時間流逝飛快,勘探了具體的建房地點之後,就已經來到了午膳的時間。
周圍的官員們提議到不遠處的小石鎮上用餐,法家的崔萬霞還在鎮上。
這次周鐵衣沒有反對。
等周鐵衣到小鎮上的時候,崔萬霞也通過自己的門路知道了周鐵衣今天早上乾了什麼。
正堂內他沉默不語,旁邊的副官小聲問道,“大人,周侯這樣做,恐怕山銅府的‘案子’查不完啊。”
他這番話說得很有技術含量。
他們天京三家下來,目的是查案,但遠不止查案,儒家想要借機削弱周家和寧王。
原本大家還看不明白周鐵衣為什麼願意接儒家的招,但這兩天周鐵衣在山銅府做的事,結合他在天京的言論讓崔萬霞明白,周鐵衣這是要改製天下,改如今儒家定下的朝野規矩,這是要撅儒家的根!
這個案子會牽扯得越來越大,最後如副官所言,連他們三人恐怕都控製不了,都要吃掛落。
崔萬霞看向遠處灰蒙蒙的山銅府天空,他想到了法家學說中的士農工商之言,想到了兩天前看到的底層礦工生活狀態,想到了今天周鐵衣掀起的改革……
強國弱民,這究竟對不對?
會不會有一種新的路,能夠在強國的同時不弱民?
他第一次對自己以後要走的道路出現懷疑,但同時,他也感受到自己一直桎梏不前的法家三品規矩出現了鬆動。

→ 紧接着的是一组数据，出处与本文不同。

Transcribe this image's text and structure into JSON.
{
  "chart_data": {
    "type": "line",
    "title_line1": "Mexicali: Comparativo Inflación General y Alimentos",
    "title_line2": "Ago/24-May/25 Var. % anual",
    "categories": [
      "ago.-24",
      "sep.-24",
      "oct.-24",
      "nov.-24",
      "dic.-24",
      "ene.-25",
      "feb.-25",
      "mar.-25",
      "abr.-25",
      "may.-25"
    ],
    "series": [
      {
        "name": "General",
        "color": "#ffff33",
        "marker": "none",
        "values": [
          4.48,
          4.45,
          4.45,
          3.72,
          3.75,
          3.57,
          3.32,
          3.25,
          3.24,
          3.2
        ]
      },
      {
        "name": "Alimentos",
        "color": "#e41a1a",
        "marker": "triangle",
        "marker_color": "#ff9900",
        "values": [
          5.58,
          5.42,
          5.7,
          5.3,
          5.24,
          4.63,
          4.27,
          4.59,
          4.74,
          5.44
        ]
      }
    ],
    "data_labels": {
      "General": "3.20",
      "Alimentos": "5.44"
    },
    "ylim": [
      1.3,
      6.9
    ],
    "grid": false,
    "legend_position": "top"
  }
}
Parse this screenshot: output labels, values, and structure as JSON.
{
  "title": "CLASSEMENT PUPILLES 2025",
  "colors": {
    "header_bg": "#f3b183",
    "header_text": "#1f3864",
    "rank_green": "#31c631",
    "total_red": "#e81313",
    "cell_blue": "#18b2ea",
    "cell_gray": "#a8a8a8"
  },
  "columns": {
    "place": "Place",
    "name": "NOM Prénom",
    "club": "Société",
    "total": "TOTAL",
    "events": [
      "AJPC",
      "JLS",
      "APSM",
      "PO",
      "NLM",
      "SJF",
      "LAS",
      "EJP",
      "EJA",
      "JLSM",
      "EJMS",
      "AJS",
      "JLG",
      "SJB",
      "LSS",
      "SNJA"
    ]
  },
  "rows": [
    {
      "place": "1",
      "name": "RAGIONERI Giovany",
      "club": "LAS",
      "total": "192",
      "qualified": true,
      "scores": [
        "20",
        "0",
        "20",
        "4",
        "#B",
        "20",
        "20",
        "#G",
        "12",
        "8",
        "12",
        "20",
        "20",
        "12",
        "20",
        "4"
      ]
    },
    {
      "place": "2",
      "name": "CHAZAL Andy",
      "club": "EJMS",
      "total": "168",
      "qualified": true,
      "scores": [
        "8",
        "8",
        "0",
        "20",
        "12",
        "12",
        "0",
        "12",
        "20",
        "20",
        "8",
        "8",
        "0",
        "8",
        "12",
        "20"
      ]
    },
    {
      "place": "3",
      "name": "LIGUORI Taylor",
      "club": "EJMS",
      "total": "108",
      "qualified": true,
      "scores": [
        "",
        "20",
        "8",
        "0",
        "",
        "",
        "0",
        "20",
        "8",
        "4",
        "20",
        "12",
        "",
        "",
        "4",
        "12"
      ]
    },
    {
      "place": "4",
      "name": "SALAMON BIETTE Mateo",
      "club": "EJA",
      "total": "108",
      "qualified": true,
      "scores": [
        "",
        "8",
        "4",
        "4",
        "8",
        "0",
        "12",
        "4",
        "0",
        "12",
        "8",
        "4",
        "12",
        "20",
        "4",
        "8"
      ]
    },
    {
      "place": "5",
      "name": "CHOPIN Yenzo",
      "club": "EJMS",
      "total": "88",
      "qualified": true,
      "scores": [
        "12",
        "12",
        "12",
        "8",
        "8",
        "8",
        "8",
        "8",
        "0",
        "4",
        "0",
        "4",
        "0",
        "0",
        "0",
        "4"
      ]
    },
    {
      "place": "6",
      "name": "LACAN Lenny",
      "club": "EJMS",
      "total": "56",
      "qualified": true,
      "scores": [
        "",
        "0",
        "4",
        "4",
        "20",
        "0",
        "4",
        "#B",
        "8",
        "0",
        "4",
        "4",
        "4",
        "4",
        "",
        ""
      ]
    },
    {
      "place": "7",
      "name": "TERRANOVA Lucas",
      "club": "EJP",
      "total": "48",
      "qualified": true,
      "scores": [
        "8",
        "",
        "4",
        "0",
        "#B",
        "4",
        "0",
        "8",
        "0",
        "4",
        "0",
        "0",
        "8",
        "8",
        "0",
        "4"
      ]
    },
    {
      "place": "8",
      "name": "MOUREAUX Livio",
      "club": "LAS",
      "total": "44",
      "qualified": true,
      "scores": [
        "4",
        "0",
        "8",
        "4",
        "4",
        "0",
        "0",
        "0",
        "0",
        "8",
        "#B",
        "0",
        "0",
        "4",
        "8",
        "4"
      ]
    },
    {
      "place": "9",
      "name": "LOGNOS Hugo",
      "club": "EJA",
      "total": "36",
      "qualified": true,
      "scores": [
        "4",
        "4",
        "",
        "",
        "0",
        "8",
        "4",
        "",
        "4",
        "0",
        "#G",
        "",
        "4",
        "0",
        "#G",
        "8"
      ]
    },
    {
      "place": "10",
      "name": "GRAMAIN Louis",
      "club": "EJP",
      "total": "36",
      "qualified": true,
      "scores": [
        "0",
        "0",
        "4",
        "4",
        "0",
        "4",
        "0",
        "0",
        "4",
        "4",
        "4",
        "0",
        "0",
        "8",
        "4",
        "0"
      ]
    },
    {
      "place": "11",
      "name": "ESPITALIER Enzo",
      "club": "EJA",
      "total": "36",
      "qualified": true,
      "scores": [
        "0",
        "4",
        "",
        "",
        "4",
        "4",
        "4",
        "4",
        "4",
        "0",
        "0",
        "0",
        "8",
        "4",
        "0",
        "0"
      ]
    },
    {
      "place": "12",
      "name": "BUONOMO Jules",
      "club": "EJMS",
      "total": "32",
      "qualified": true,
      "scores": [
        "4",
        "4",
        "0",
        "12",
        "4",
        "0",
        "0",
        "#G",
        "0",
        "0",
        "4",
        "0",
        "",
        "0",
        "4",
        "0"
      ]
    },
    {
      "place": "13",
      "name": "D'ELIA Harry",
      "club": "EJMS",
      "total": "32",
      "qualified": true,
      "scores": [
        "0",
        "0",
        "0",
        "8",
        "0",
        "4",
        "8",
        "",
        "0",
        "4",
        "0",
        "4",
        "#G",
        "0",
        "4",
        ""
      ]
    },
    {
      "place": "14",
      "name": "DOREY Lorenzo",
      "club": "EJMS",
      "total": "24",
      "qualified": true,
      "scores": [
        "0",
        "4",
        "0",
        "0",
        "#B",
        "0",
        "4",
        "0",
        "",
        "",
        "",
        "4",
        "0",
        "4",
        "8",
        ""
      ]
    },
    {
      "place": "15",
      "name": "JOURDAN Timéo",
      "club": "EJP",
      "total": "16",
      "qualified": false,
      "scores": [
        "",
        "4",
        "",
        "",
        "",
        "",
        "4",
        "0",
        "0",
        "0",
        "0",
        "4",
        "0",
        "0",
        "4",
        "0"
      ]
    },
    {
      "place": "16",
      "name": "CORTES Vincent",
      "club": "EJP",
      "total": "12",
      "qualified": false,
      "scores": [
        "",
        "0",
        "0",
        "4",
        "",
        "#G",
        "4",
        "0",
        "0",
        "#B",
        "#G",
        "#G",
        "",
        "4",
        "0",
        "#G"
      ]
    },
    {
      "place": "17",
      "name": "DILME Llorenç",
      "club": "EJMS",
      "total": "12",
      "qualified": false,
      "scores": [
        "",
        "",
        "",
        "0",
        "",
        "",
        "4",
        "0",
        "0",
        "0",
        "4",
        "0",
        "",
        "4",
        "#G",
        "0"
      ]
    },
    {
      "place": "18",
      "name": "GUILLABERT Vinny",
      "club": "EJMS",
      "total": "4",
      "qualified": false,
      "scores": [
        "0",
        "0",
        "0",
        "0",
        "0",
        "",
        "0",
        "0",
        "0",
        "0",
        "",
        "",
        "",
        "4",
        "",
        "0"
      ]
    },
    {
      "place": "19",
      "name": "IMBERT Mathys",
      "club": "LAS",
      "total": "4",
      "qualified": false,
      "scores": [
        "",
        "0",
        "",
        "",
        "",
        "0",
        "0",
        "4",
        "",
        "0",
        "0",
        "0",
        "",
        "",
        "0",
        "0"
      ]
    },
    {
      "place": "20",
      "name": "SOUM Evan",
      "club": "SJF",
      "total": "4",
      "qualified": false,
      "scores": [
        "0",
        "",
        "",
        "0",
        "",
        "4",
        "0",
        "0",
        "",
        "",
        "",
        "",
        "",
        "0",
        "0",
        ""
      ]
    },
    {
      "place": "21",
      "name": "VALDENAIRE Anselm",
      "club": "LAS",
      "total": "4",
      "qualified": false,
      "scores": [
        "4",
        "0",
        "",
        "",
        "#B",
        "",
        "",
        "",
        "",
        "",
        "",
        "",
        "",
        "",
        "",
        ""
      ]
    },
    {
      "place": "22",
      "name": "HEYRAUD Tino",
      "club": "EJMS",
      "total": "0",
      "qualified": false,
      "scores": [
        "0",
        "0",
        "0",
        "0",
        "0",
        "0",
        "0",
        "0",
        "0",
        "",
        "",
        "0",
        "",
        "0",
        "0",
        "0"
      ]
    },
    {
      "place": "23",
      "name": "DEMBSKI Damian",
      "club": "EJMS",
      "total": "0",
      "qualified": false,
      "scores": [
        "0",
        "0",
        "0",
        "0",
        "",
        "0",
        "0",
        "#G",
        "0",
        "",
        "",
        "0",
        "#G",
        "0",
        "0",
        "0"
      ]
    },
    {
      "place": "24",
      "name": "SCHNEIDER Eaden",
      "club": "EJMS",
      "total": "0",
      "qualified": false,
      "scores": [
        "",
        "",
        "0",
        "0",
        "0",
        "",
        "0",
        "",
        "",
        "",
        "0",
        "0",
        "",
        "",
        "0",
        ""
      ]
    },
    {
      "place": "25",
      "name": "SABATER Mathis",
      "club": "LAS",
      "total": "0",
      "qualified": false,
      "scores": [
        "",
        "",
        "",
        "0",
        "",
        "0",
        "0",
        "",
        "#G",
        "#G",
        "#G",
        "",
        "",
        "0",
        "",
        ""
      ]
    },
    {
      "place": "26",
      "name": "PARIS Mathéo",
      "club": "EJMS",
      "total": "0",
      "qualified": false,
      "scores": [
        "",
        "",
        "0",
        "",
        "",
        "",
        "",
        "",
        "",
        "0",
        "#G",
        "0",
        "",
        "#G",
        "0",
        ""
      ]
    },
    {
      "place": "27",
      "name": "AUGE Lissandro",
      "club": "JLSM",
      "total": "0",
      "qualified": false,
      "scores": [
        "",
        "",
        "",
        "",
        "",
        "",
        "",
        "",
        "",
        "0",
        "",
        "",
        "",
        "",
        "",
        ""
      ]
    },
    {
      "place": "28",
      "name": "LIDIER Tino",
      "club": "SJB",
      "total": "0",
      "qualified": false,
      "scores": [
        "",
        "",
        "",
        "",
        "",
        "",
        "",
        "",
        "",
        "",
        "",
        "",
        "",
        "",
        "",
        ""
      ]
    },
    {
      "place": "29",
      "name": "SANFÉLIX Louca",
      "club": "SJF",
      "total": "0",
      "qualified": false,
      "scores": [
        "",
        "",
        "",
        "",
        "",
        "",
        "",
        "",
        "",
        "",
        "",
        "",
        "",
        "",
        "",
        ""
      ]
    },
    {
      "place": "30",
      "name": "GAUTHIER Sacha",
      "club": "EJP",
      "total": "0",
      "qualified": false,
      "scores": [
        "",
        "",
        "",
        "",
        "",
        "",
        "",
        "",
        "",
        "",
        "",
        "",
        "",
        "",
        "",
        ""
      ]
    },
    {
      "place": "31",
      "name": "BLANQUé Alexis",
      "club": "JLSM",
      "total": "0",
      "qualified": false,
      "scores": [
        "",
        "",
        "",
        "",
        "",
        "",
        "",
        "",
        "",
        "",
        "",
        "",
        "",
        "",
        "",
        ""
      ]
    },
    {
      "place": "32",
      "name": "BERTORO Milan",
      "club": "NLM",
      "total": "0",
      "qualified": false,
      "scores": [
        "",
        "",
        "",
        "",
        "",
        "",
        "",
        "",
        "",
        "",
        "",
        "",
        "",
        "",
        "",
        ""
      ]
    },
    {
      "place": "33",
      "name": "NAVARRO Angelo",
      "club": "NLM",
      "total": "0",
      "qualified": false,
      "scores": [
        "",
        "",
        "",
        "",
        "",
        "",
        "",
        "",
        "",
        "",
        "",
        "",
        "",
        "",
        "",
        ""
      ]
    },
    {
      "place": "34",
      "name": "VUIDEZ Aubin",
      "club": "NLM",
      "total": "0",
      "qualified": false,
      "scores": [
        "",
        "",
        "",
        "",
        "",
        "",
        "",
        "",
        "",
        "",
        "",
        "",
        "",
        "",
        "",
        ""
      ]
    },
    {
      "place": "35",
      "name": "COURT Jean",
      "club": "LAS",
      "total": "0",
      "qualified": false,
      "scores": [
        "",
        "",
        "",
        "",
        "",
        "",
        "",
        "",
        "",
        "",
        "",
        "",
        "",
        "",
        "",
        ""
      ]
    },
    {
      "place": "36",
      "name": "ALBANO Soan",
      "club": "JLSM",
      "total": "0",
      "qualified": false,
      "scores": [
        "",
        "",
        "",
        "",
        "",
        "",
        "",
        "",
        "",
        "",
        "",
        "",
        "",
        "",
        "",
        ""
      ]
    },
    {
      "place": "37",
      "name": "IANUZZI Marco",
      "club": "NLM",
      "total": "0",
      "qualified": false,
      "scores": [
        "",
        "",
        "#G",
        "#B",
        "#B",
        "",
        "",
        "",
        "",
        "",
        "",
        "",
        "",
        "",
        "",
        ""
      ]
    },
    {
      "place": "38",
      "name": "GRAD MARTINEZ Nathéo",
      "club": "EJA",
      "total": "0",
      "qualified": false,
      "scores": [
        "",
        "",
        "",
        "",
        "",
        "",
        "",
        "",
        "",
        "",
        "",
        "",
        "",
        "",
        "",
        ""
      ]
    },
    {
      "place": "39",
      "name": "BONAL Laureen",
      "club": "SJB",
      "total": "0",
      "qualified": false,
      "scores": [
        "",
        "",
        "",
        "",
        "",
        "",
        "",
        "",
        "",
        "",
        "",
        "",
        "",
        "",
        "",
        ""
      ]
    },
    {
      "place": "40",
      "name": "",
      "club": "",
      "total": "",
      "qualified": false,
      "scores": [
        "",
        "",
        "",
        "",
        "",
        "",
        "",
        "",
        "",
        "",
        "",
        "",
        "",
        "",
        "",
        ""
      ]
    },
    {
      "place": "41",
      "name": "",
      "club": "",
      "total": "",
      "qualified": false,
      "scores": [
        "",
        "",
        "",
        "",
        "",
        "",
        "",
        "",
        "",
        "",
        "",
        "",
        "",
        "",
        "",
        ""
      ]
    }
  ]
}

那是一種地基裂開的危險與新事物孕育的希望並存的奇怪感受。
正是有了懷疑,有了鬆動,才有新的進步。
他摩挲著手掌,對副官說道,“查案子,哪有一兩天查完的,再等等。”
他不動手,儒家的鄧振全又被周鐵衣支開去查湖心書院案,那麼山銅府就隻有周鐵衣這位天使的權柄就沒人製約了。

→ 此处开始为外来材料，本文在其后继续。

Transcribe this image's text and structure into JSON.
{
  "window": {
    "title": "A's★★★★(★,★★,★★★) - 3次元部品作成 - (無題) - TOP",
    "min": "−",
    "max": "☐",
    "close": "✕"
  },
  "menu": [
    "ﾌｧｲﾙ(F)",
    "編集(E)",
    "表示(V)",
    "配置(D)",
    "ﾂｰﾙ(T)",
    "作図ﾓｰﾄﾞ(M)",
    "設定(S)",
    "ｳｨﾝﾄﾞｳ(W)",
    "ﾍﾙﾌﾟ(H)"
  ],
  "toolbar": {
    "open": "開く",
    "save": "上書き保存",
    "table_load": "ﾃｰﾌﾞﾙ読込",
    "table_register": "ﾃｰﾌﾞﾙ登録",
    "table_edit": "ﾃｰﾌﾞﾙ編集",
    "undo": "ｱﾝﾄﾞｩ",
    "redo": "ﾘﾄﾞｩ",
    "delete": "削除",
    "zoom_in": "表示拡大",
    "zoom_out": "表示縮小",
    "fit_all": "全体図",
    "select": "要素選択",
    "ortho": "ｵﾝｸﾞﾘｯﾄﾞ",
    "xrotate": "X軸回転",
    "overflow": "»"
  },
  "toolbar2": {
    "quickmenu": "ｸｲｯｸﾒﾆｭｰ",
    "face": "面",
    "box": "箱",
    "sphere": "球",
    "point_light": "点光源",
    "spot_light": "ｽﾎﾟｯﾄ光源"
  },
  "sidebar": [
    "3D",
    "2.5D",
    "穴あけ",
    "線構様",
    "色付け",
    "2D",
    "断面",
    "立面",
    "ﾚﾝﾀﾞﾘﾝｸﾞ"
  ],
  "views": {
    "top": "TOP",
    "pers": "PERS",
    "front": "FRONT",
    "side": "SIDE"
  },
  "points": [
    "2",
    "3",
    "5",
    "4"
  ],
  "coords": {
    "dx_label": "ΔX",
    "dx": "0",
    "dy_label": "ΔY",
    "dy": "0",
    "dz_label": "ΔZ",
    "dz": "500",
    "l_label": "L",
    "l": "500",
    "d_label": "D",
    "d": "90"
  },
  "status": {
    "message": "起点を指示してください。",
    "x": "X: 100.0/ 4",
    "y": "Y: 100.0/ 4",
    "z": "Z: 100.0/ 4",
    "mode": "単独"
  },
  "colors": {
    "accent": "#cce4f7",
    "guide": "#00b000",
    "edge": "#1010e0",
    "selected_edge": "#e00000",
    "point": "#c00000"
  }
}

宴席開始,崔萬霞自然也被請到了席上,這次宴席吃得很簡單,不像黃金樓那麼奢侈,都是一些農家小炒肉之類的。
但崔萬霞明顯感知到了周圍一起用餐的官吏們對周鐵衣態度上的轉變。
在黃金樓的時候,周圍的官吏們更多是一種敬而遠之,送瘟神的感覺,雖然對周鐵衣恭敬,但是那種疏離感所有人都明白。
周鐵衣是天京的官,不是山銅府的官。
但僅僅兩三天,或許在場人都沒有意識到,但是崔萬霞這位法家卻能夠明顯感受到權勢的變化,在場官員們對周鐵衣的奉承不再隻是因為他是天使,而是將周鐵衣隱約視為自己人,他們的威勢逐漸連成一片,反倒是同為天使,還是三品的自己被排斥。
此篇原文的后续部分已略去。